A tokenized stock running on ethereum therefore would never meet a legitimate reason for deplatforming to minimize too big to bail risks because there is no central registry that is taking all liability.

The code instead is the clearing house, and the liability is purely peer to peer between the buyer and the seller. So if one gigantic buyer or seller goes bust, the losses are limited to that specific person. While in the current analogue financial system, it is the clearing house, and therefore the system itself, that is liable for the losses.

So if we assume that everyone did really want this stock to play its course, it may well be the case the design of the system just can’t allow it because its pooling of liability opens all to the risk of one.

This could be a reason why many in finance have been looking at blockchain technology and have been trying to adopt it, but as with the internet in the early days the best they could do is put a jpeg flyer picture up and call it a website.

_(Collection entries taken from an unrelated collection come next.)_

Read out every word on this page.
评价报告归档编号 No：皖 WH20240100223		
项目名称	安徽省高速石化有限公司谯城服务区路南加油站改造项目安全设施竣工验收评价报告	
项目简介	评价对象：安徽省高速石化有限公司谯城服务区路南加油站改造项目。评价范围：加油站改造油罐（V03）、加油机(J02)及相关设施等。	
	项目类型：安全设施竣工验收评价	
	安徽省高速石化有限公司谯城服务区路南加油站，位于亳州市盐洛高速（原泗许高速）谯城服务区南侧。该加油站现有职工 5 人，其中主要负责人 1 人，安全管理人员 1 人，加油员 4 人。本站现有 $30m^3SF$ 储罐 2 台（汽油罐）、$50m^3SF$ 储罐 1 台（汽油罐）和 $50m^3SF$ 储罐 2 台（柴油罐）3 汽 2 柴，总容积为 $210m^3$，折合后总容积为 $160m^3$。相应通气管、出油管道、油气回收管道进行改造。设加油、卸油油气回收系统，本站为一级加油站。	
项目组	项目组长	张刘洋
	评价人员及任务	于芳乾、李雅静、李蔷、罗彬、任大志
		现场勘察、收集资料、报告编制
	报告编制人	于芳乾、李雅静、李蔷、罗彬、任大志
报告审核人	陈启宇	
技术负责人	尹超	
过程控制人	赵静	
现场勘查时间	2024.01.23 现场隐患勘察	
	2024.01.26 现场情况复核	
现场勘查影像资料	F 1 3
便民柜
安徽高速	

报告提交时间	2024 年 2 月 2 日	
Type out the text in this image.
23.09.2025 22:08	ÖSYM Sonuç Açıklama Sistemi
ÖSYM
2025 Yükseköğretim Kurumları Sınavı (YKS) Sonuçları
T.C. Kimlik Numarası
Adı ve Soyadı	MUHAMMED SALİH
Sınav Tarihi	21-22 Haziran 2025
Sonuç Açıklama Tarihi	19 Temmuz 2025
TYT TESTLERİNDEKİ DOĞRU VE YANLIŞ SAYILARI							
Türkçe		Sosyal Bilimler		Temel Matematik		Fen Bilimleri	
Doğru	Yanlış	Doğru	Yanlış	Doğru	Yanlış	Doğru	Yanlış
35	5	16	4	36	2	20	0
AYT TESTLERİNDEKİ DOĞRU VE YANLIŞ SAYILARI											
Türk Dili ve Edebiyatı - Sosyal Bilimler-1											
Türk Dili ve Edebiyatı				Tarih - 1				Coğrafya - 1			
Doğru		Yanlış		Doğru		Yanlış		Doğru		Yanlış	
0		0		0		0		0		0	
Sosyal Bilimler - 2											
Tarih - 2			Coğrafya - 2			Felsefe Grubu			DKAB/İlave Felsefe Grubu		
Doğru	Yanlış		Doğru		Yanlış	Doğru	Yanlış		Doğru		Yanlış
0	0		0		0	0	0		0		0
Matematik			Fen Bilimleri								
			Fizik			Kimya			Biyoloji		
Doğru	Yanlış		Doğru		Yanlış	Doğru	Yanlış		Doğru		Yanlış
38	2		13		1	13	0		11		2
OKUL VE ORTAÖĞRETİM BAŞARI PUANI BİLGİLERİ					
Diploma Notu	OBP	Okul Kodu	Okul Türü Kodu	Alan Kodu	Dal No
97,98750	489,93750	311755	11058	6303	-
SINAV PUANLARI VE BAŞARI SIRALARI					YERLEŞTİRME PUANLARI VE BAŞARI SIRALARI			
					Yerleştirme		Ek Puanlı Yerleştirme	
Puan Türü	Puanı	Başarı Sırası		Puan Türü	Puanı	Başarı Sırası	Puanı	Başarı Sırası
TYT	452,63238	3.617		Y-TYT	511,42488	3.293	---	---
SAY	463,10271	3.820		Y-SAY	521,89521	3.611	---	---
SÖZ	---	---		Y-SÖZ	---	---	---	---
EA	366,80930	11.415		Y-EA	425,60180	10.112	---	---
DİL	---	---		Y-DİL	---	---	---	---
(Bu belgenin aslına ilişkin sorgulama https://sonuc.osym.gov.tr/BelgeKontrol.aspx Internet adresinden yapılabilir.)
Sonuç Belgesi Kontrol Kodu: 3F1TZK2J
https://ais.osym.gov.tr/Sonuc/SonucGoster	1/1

They have also been looking at it too much from a currency perspective, trying to fit analogue dollars into crypto blockchains, or from an intranet perspective, trying to have their own blockchain in a database form.

Where stocks are concerned however the old and the new can adapt a lot more easily because the stock is in effect an abstract market creation.

Instead of having it on paper, and so needing these clearing houses to move paper ownership in a way that opens everyone to total risk, you can have it in a smart contract and then the ethereum network acts as the clearing house itself, but without taking any liability as all is direct trading validated by the node operators.

Then the shorters and longers can tug war all they want in their bull and bear parties, with the underlying rail system unaffected as the market goes about its business.

So suggesting that tokenized stocks are inevitable because of their clear superiority in as good as eliminating risk where the too big to bail one is concerned, which is also too big to ignore because sometime they have failed, albeit not fully… yet.